Heart of Stewardship
And there we have it: the heart of stewardship. A place in which we’ve aligned the call to do the best with all of our gifts, and with the responsibilities given to us, with the action necessary to fulfill them. With data, we can understand. With medicine, we can influence. With stewardship, we can fulfill the mission. Remember, these days, we are all in the business of healthcare. Good stewardship is about action.
And why not? Why can’t doing good through our business be good business? Why can’t serving the health and wellbeing of our employees also serve our profit motive, shareholders, or market strategies? The truth is that we know it can. We love to demonize the faceless corporations, government agencies, or bloodless firms feeding on all of it but the reality is that every institution in our country is led by human beings.

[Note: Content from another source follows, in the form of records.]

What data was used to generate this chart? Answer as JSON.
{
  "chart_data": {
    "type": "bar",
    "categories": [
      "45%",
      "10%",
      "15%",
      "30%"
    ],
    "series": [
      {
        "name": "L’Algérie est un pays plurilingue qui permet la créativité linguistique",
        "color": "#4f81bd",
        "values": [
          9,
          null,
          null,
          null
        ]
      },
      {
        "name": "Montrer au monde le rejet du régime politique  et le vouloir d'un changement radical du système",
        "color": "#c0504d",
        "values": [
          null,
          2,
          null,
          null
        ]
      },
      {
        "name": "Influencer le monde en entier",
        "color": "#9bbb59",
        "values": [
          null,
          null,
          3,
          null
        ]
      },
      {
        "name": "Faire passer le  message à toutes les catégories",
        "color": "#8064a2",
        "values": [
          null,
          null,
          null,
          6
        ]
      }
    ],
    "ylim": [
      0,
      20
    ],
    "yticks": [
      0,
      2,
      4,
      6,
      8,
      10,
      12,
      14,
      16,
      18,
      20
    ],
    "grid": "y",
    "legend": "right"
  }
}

Sure, they may hide behind the corporate edifice but an individual, or group of individuals, are making those decisions. You and I are making those decisions.
Good stewardship isn’t just feel-good altruism. Good stewardship feels good because it occurs when we do our best with what we’ve got. It feels good because it is alignment with something greater than just self-interest. When we steward our resources properly, they produce what they were designed to produce. When we steward our responsibilities properly, they create wins for more than just ourselves.
When we’re properly stewarding our gifts, we find an equilibrium where give and take can live in harmony. We neither give to the point of depletion nor aggregate to the point of usury. Here, we find the best of all worlds.
In This Together
The failings and excesses of our current healthcare system are well documented. Legislators are actively trying to address “bad” behaviors with laws designed to curtail practices. Sometimes intentions are good but such legislation is rife with the influence of special interests. More often than not, such laws disproportionately affect one group more than another and frequently promote creative ways around or entirely new mechanisms for “beating the system.”
Legislators will legislate. So be it. However, make no mistake, we are all in this together and the stakes are far greater than the enrichment of a few players. The threat to health is real for each of us and for each of our organizations. There is a fundamentally better way to do healthcare in this country, and there are many working on it. A shift is occurring and many of the rules are being rewritten.
There are many choices and those of us funding plans, choosing partners, and working for the improvement of the health and wellbeing of our employees are in a unique position to cause positive change. Aim small, miss small. We just need to focus on finding the small wins, influencing better results, and sustaining our efforts through ongoing momentum. The little successes will accumulate and, in the process, great shifts will occur.
The board is set and we’re all in this together. It’s time to act.